At subduction zones water is returned to the interior of the Earth. The processes and pathways by which water leaves the plates that are being subducting and causes melting beneath volcanic arcs are complex; the subducting sediment, altered oceanic crust, or hydrated mantle in the subducting plate, that are the source of this water, is debated; and the role played by the temperature of the slab is not clear. In this paper Walowski et al.¹ analyse the hydrogen-isotope and trace-element signature of melt inclusions in samples of ash from the Cascade Arc, where lithosphere that is young and hot is being subducted.

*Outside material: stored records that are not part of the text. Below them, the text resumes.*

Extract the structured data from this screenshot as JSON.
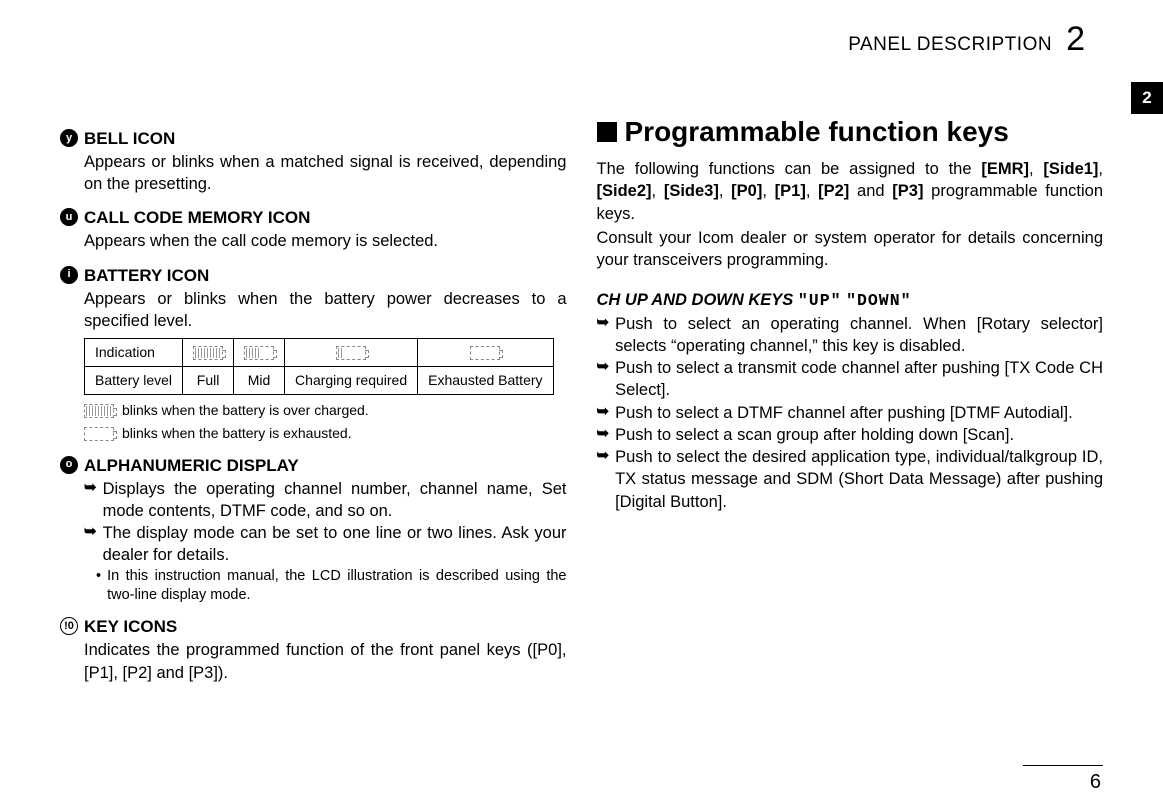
{
  "header": {
    "title": "PANEL DESCRIPTION",
    "chapter_number": "2",
    "tab_number": "2"
  },
  "left": {
    "items": [
      {
        "marker": "y",
        "title": "BELL ICON",
        "body": "Appears or blinks when a matched signal is received, depending on the presetting."
      },
      {
        "marker": "u",
        "title": "CALL CODE MEMORY ICON",
        "body": "Appears when the call code memory is selected."
      },
      {
        "marker": "i",
        "title": "BATTERY ICON",
        "body": "Appears or blinks when the battery power decreases to a specified level."
      }
    ],
    "battery_table": {
      "row1_label": "Indication",
      "row2_label": "Battery level",
      "levels": [
        "Full",
        "Mid",
        "Charging required",
        "Exhausted Battery"
      ]
    },
    "battery_legends": [
      "blinks when the battery is over charged.",
      "blinks when the battery is exhausted."
    ],
    "item_o": {
      "marker": "o",
      "title": "ALPHANUMERIC DISPLAY",
      "bullets": [
        "Displays the operating channel number, channel name, Set mode contents, DTMF code, and so on.",
        "The display mode can be set to one line or two lines. Ask your dealer for details."
      ],
      "note": "In this instruction manual, the LCD illustration is described using the two-line display mode."
    },
    "item_0": {
      "marker": "!0",
      "title": "KEY ICONS",
      "body": "Indicates the programmed function of the front panel keys ([P0], [P1], [P2] and [P3])."
    }
  },
  "right": {
    "heading": "Programmable function keys",
    "intro_prefix": "The following functions can be assigned to the ",
    "keys": [
      "[EMR]",
      "[Side1]",
      "[Side2]",
      "[Side3]",
      "[P0]",
      "[P1]",
      "[P2]",
      "[P3]"
    ],
    "intro_suffix": " programmable function keys.",
    "intro2": "Consult your Icom dealer or system operator for details concerning your transceivers programming.",
    "subsection_title": "CH UP AND DOWN KEYS",
    "lcd_labels": [
      "\"UP\"",
      "\"DOWN\""
    ],
    "bullets": [
      "Push to select an operating channel. When [Rotary selector] selects “operating channel,” this key is disabled.",
      "Push to select a transmit code channel after pushing [TX Code CH Select].",
      "Push to select a DTMF channel after pushing [DTMF Autodial].",
      "Push to select a scan group after holding down [Scan].",
      "Push to select the desired application type, individual/talkgroup ID, TX status message and SDM (Short Data Message) after pushing [Digital Button]."
    ]
  },
  "page_number": "6"
}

When they compared these data with analyses that have been published they found that the fluids contained in the Cascade magmas are sourced from deeper parts of the subducting slab – hydrated mantle peridotite in the interior of the slab – compared with fluids in magmas from the Marianas Arc, where lithosphere that is older and colder is being subducted. They used geodynamic modelling to demonstrate that the upper crust of the subducting slab in the hotter subduction zone dehydrates rapidly at shallow depths. As subduction continues, fluids that have been released from the interior of the deeper plate migrate into the dehydrated parts where they cause melting in these parts that had previously been dehydrated. Further melting is triggered when these melts migrate into the overlying mantle wedge. According to Walowski et al.¹ their results provide a physical model to explain the melting in the plate that has been subducted and mass transfer from the slab to the mantle beneath arcs where oceanic lithosphere that is relatively young is subducted.

Sources & Further reading

1. Walowski, K. J., P. J. Wallace, E. H. Hauri, I. Wada and M. A. Clynne (2015). "Slab melting beneath the Cascade Arc driven by dehydration of altered oceanic peridotite." Nature Geosci 8(5): 404-408.